Looking down at the sea swirling below, seals move through the swells, sea birds circling and squawking above them, getting pretty excited about whatever it is the seals are chasing or leaving behind.
Rock climbers make their way here to climb features known as the Candlestick and Totem Pole. I need a fair amount of courage just to look down - goodness knows how they make the climb up.
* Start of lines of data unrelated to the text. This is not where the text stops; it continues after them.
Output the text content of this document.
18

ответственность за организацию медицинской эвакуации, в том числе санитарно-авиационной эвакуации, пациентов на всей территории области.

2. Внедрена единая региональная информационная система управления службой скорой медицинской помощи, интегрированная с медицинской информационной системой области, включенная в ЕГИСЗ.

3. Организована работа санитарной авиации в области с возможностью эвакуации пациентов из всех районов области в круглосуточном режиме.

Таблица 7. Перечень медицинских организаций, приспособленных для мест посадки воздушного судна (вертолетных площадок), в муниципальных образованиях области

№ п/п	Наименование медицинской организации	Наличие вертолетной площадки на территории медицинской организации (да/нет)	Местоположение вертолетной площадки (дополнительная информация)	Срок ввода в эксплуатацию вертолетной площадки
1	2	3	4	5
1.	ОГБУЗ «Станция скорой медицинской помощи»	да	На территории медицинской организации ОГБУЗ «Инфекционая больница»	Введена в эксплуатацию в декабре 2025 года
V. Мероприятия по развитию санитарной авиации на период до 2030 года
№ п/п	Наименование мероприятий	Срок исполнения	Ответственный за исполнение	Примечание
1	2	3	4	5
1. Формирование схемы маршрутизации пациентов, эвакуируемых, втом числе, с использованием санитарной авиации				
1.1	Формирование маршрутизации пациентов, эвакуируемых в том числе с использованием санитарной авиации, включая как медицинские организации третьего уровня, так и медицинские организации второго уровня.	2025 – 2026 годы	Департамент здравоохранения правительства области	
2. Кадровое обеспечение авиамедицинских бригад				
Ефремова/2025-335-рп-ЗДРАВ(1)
It's then back to the main trail for the final leg of the walk through heathland and alongside gums and melaleuca, turned bonsai by the weather, to Fortescue Bay, our finishing point. Off with the boots and into the bay for a some salt water to soothe the feet, after quite a feat.
Hobart is the starting point with airport drop-offs possible after the walk (not at the start, an early departure for the walk means overnighting in Hobart). Jetstar, Qantas and Virgin Australia all fly from most capitals to Hobart.
The four-day, three night Three Capes Lodge Walk includes transfers to the Tasman Peninsula from Hobart, guiding, meals, drinks (including wine), lodge accommodation, backpack and a weatherproof jacket, from $3395 a person. The track is well-made and the guides forever patient, but a reasonable level of fitness will make it all the more enjoyable. See taswalkingco.com.au
Jim Darby was a guest of the Tasmanian Walking Company.